Barnes & Noble is teaming up with Google to vastly increase the number of apps available on its Nook HD tablets.
The bookstore chain says it will add Google's Play app store to its 7-inch Nook HD and 9-inch HD+ products in the U.S. and U.K. via a software update Friday. The move expands the number of apps available from the roughly 10,000 the Nook already offered in its own store — such as Angry Birds and Netflix — to 700,000-plus apps and games offered on Google Play. And it comes after a weak holiday sales season for the Nook, which is struggling to gain market share in the rapidly expanding tablet market.
CEO William Lynch said research and sales during the holidays show that consumer preference is shifting toward all-purpose tablets rather than simple e-readers.
"We saw coming off holiday the market moved to multifunction tablets," he said. "Consumer research showed us the breadth of applications available is really critical."
Lynch said the company had been in discussions with Google "on and off" for the past several years.
"This addresses the one perceived gap that we had with other tablets virtually overnight," he said. Terms of the deal were undisclosed.
The update is automatic and will occur over-the-air to all devices connected to Wi-Fi. It will also include other Google Inc. services like the Chrome browser, Gmail, YouTube and Google Maps. Google Play Music includes millions of songs as well.
The prices and styles of the Nooks that Barnes & Noble offers are not changing. The 7-inch Nook HD starts at $199 and the 9-inch Nook HD+ tablet starts at $269. Barnes & Noble also sells non-tablet e-book readers, the Nook Simple Touch and Nook Simple Touch with GlowLight, which will not offer Google Play.
Barnes & Noble Inc., based in New York, has invested heavily in its Nook e-book readers and a digital library as more readers shift to electronic books and competition has grown from discount stores and online rivals.

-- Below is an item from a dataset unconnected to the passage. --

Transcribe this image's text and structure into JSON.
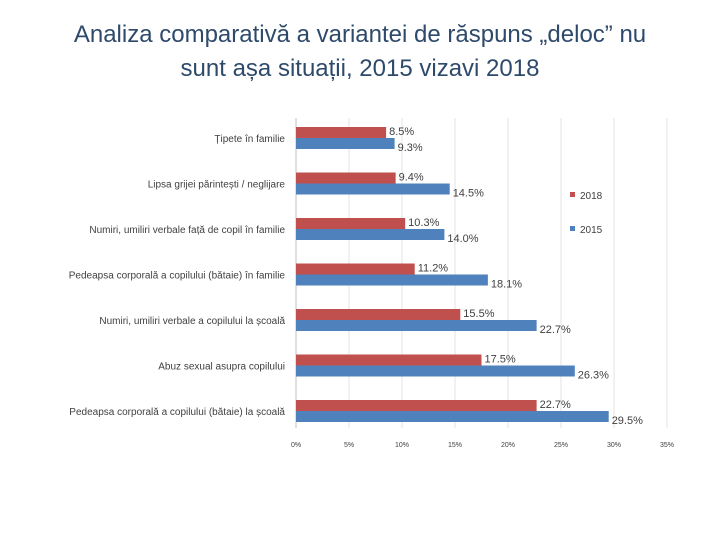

The retailer launched high-definition versions of its Nook HD and Nook HD+ tablets in September in an effort to better compete against Amazon.com's Kindle Fire as well as other tablets like the iPad, iPad Mini and Google's own Nexus 7.
The company's Nook unit has attracted investors — Microsoft Corp. owns 16.8 percent, while U.K. publisher and education company Pearson PLC has a 5 percent stake. But aside from investor funding, it has not been profitable. In its most recent quarter, which included the holiday season, Nook revenue fell 26 percent to $316 million. Barnes & Noble recorded $21 million in returns due to weak demand during the holiday season, and $15 million in allowances for promotions.
Meanwhile market share has slid. Barnes & Noble had a 1.9 percent share of the worldwide tablet market in the fourth quarter, making it the No. 5 Tablet player behind Apple, Samsung, Amazon and Asus, according to data from IDC. But by the first quarter it had slipped out of the top 5, replaced by Microsoft.
At the same time, competition is proliferating, with the global tablet market growing quickly. It more than doubled to 49.2 million units during the first quarter, according to IDC's estimate.